Support also means celebrating trans joy, not only responding to trans pain. Advocacy should not just defend existence but uplift it. The more affirmation trans people experience in daily life, the stronger their collective resilience becomes.
Reclaiming Strength
Transgender resilience is nothing new. It has always existed in quiet defiance, in the laughter shared among chosen families, and in the art, science, and activism that continue to shape culture. History shows that resilience is rebellion in its purest form. It is the act of saying “I am still here” in a world that too often wants you gone.
The 2025 Frontiers in Psychiatry study reminds us that data and compassion must work together. Numbers describe reality, but empathy changes it. Strengthening transgender resilience means increasing access to affirming healthcare, expanding inclusive education, protecting workers from discrimination, and funding community-led initiatives.
True resilience does not come from learning to endure discrimination forever. It comes from dismantling the conditions that make endurance necessary.
The Bottom Line
Resilience is not about pretending that pain does not exist.

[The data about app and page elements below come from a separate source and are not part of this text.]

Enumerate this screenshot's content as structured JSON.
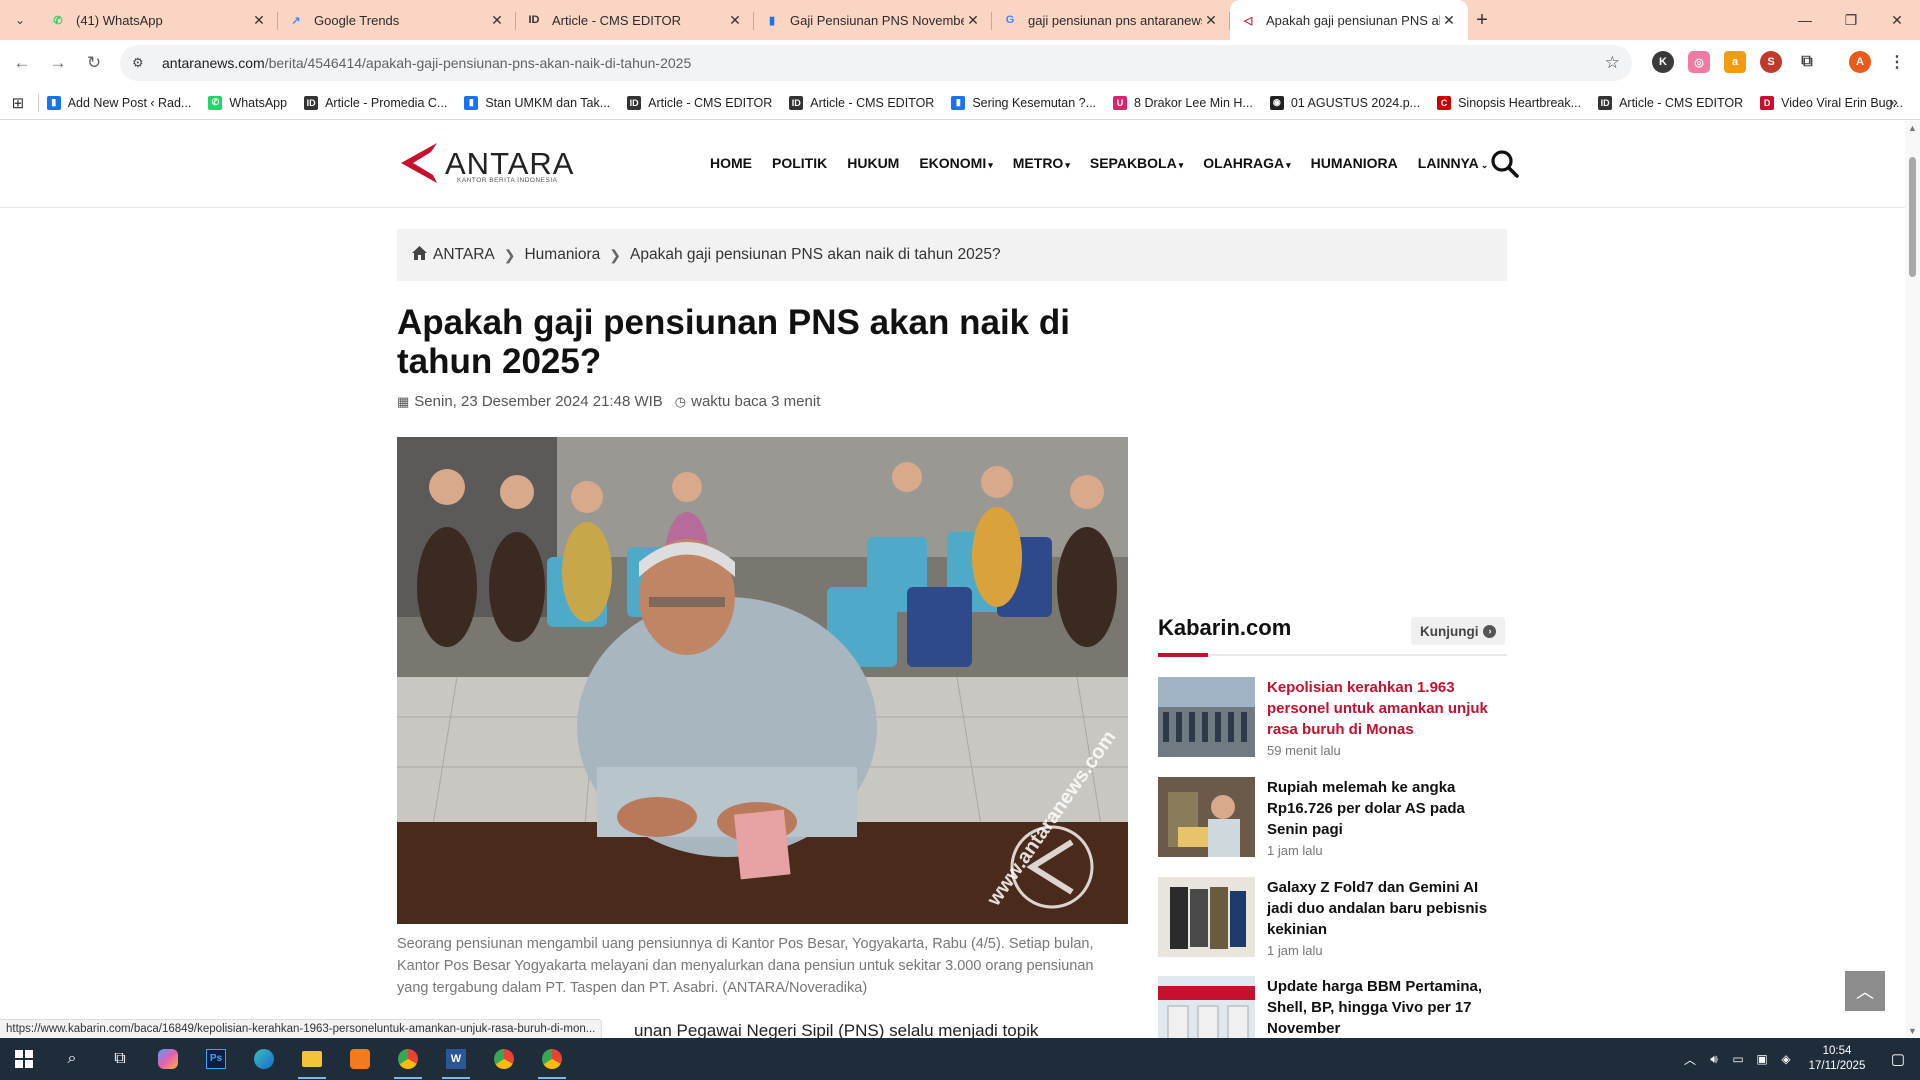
{
  "browser": {
    "tabs": [
      {
        "title": "(41) WhatsApp",
        "icon": "whatsapp-icon",
        "color": "#25d366",
        "glyph": "✆"
      },
      {
        "title": "Google Trends",
        "icon": "trends-icon",
        "color": "#4285f4",
        "glyph": "↗"
      },
      {
        "title": "Article - CMS EDITOR",
        "icon": "cms-icon",
        "color": "#333333",
        "glyph": "ID"
      },
      {
        "title": "Gaji Pensiunan PNS November",
        "icon": "doc-icon",
        "color": "#1a73e8",
        "glyph": "▮"
      },
      {
        "title": "gaji pensiunan pns antaranews",
        "icon": "google-icon",
        "color": "#4285f4",
        "glyph": "G"
      },
      {
        "title": "Apakah gaji pensiunan PNS akan",
        "icon": "antara-icon",
        "color": "#c8102e",
        "glyph": "◁"
      }
    ],
    "url_host": "antaranews.com",
    "url_path": "/berita/4546414/apakah-gaji-pensiunan-pns-akan-naik-di-tahun-2025",
    "bookmarks": [
      {
        "label": "Add New Post ‹ Rad...",
        "color": "#1a73e8",
        "glyph": "▮"
      },
      {
        "label": "WhatsApp",
        "color": "#25d366",
        "glyph": "✆"
      },
      {
        "label": "Article - Promedia C...",
        "color": "#333333",
        "glyph": "ID"
      },
      {
        "label": "Stan UMKM dan Tak...",
        "color": "#1a73e8",
        "glyph": "▮"
      },
      {
        "label": "Article - CMS EDITOR",
        "color": "#333333",
        "glyph": "ID"
      },
      {
        "label": "Article - CMS EDITOR",
        "color": "#333333",
        "glyph": "ID"
      },
      {
        "label": "Sering Kesemutan ?...",
        "color": "#1a73e8",
        "glyph": "▮"
      },
      {
        "label": "8 Drakor Lee Min H...",
        "color": "#d6246e",
        "glyph": "U"
      },
      {
        "label": "01 AGUSTUS 2024.p...",
        "color": "#222222",
        "glyph": "◉"
      },
      {
        "label": "Sinopsis Heartbreak...",
        "color": "#cc0000",
        "glyph": "C"
      },
      {
        "label": "Article - CMS EDITOR",
        "color": "#333333",
        "glyph": "ID"
      },
      {
        "label": "Video Viral Erin Bug...",
        "color": "#c8102e",
        "glyph": "D"
      }
    ],
    "status_url": "https://www.kabarin.com/baca/16849/kepolisian-kerahkan-1963-personeluntuk-amankan-unjuk-rasa-buruh-di-mon..."
  },
  "site": {
    "logo_text": "ANTARA",
    "logo_tagline": "KANTOR BERITA INDONESIA",
    "nav": [
      {
        "label": "HOME",
        "dropdown": false
      },
      {
        "label": "POLITIK",
        "dropdown": false
      },
      {
        "label": "HUKUM",
        "dropdown": false
      },
      {
        "label": "EKONOMI",
        "dropdown": true
      },
      {
        "label": "METRO",
        "dropdown": true
      },
      {
        "label": "SEPAKBOLA",
        "dropdown": true
      },
      {
        "label": "OLAHRAGA",
        "dropdown": true
      },
      {
        "label": "HUMANIORA",
        "dropdown": false
      },
      {
        "label": "LAINNYA",
        "dropdown": true
      }
    ],
    "accent_color": "#c8102e"
  },
  "breadcrumb": [
    "ANTARA",
    "Humaniora",
    "Apakah gaji pensiunan PNS akan naik di tahun 2025?"
  ],
  "article": {
    "title": "Apakah gaji pensiunan PNS akan naik di tahun 2025?",
    "date": "Senin, 23 Desember 2024 21:48 WIB",
    "read_time": "waktu baca 3 menit",
    "photo_watermark": "www.antaranews.com",
    "caption": "Seorang pensiunan mengambil uang pensiunnya di Kantor Pos Besar, Yogyakarta, Rabu (4/5). Setiap bulan, Kantor Pos Besar Yogyakarta melayani dan menyalurkan dana pensiun untuk sekitar 3.000 orang pensiunan yang tergabung dalam PT. Taspen dan PT. Asabri. (ANTARA/Noveradika)",
    "body_partial": "unan Pegawai Negeri Sipil (PNS) selalu menjadi topik"
  },
  "sidebar": {
    "widget_title": "Kabarin.com",
    "visit_label": "Kunjungi",
    "news": [
      {
        "headline": "Kepolisian kerahkan 1.963 personel untuk amankan unjuk rasa buruh di Monas",
        "time": "59 menit lalu",
        "highlight": true
      },
      {
        "headline": "Rupiah melemah ke angka Rp16.726 per dolar AS pada Senin pagi",
        "time": "1 jam lalu",
        "highlight": false
      },
      {
        "headline": "Galaxy Z Fold7 dan Gemini AI jadi duo andalan baru pebisnis kekinian",
        "time": "1 jam lalu",
        "highlight": false
      },
      {
        "headline": "Update harga BBM Pertamina, Shell, BP, hingga Vivo per 17 November",
        "time": "",
        "highlight": false
      }
    ]
  },
  "taskbar": {
    "time": "10:54",
    "date": "17/11/2025"
  }
}
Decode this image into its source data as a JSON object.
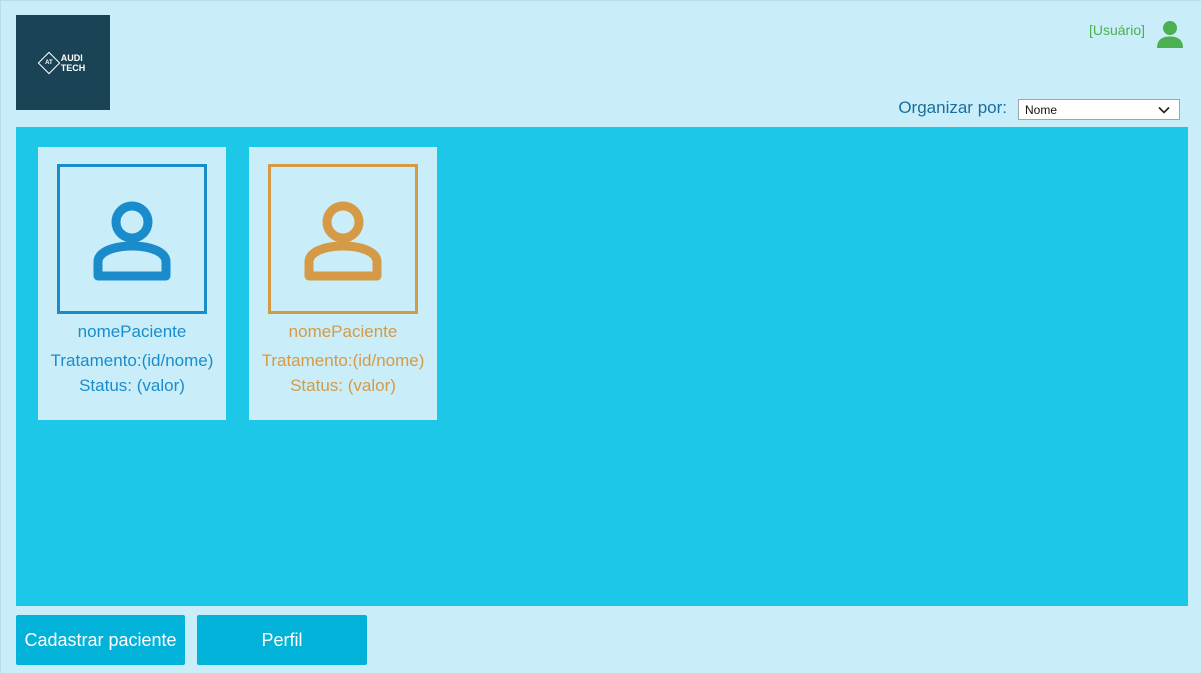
{
  "header": {
    "logo": {
      "mark": "AT",
      "line1": "AUDI",
      "line2": "TECH"
    },
    "user_label": "[Usuário]",
    "user_icon": "user-icon"
  },
  "sort": {
    "label": "Organizar por:",
    "selected": "Nome"
  },
  "patients": [
    {
      "name": "nomePaciente",
      "treatment": "Tratamento:(id/nome)",
      "status": "Status: (valor)",
      "color": "#1a8ccc"
    },
    {
      "name": "nomePaciente",
      "treatment": "Tratamento:(id/nome)",
      "status": "Status: (valor)",
      "color": "#d49a46"
    }
  ],
  "buttons": {
    "register": "Cadastrar paciente",
    "profile": "Perfil"
  },
  "colors": {
    "background": "#caeef9",
    "panel": "#1dc7e8",
    "button": "#03b2d8",
    "user_accent": "#4caf50",
    "logo_bg": "#1b4356"
  }
}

It is about finding meaning within it and continuing to reach for joy anyway. The study’s findings highlight a gap, but every act of kindness, every shared story, and every moment of self-acceptance helps close it.
Transgender resilience is already visible in the way people rebuild their lives, form communities, and insist on authenticity. The task ahead is to nurture that strength so it does not have to be born from struggle. Resilience should not be proof of survival; it should be the foundation of thriving.